Most CSR departments didn’t exist 20 years ago. As a result, the concept of sustainability has lacked a definitive set of principles. It has meandered like a river, slowly drawing out best-practise when it comes to things like carbon reduction and ethical value chain principles.
To this extent, sustainability has been built on trade-offs. No company can be truly “sustainable” until all departments have radicalised their processes and priorities. A key role of the sustainability professional has therefore been to bridge these departmental divides over time; to take climate action from a niche idea to an in-built company ethos. The rise of the boardroom-level chief sustainability officer in recent years serves to highlight that, in many businesses, that ethos is now being realised.
Earlier this month, another breakthrough came. In an unprecedented move, Helena Helmersson was announced as not only the first woman to be H&M’s chief executive, but its first boss with “sustainability professional” on her CV. In fact, this appears to be the first time that a sustainability professional has risen up the ranks to lead a large business.
Helmersson spent more than five years in H&M’s sustainability team, first as social sustainability manager then as a sustainability manager.
“I am very incentivised and humble ahead of the task,” Helmersson said at the time. “I look forward to driving the plan forward together with my colleagues, with a focus on the customer to continue strengthening our financial development in the short and long term. There is great potential to expand with existing and new brands, with new types of partnerships and to continue leading the development towards a sustainable fashion industry.”
In recent years, H&M has made a number of big sustainability commitments, most notably pledges to become a “fully circular” business by 2030 and achieve “climate-positivity” by 2040. The fashion giant has adopted a strong leadership stance on CSR by looking beyond net-zero emissions, although its sustainability transition has been somewhat stifled by a fast-fashion business model, compounded by discrepancies over worker pay.
Helmersson’s task at hand is to build those lofty climate and circular goals into every decision-making process and to use her expertise spanning the entire sustainability agenda to begin to remove the trade-offs associated with traditional business models.

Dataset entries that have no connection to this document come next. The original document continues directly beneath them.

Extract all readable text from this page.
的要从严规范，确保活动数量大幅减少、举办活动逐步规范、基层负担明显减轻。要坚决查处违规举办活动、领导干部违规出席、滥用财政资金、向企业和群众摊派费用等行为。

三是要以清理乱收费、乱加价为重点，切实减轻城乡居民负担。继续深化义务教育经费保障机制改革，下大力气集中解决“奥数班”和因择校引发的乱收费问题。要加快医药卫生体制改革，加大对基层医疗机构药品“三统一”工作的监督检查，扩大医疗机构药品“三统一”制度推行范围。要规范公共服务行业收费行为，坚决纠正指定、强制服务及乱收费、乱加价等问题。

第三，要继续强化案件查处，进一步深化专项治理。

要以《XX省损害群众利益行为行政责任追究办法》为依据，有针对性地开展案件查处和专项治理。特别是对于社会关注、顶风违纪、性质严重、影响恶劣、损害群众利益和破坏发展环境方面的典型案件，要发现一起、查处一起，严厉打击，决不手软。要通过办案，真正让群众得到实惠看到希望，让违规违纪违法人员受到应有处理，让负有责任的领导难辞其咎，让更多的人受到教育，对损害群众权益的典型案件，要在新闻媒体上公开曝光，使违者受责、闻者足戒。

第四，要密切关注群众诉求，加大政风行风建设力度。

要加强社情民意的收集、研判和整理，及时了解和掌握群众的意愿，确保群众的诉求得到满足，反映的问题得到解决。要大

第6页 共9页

It is not an easy task, but forms the litmus test of what could be a new dawn of sustainable business leaders.
First of many?
M&S’s former sustainability director Mike Barry’s LinkedIn commentary on Helmersson’s appointment garnered an immensely positive response from the sustainability community, with commenters noting that “we’ve got to a point where ‘woman becomes CEO’ is no longer the headline” and that this would be a “litmus test” for normalising the CSO-to-CEO career trajectory.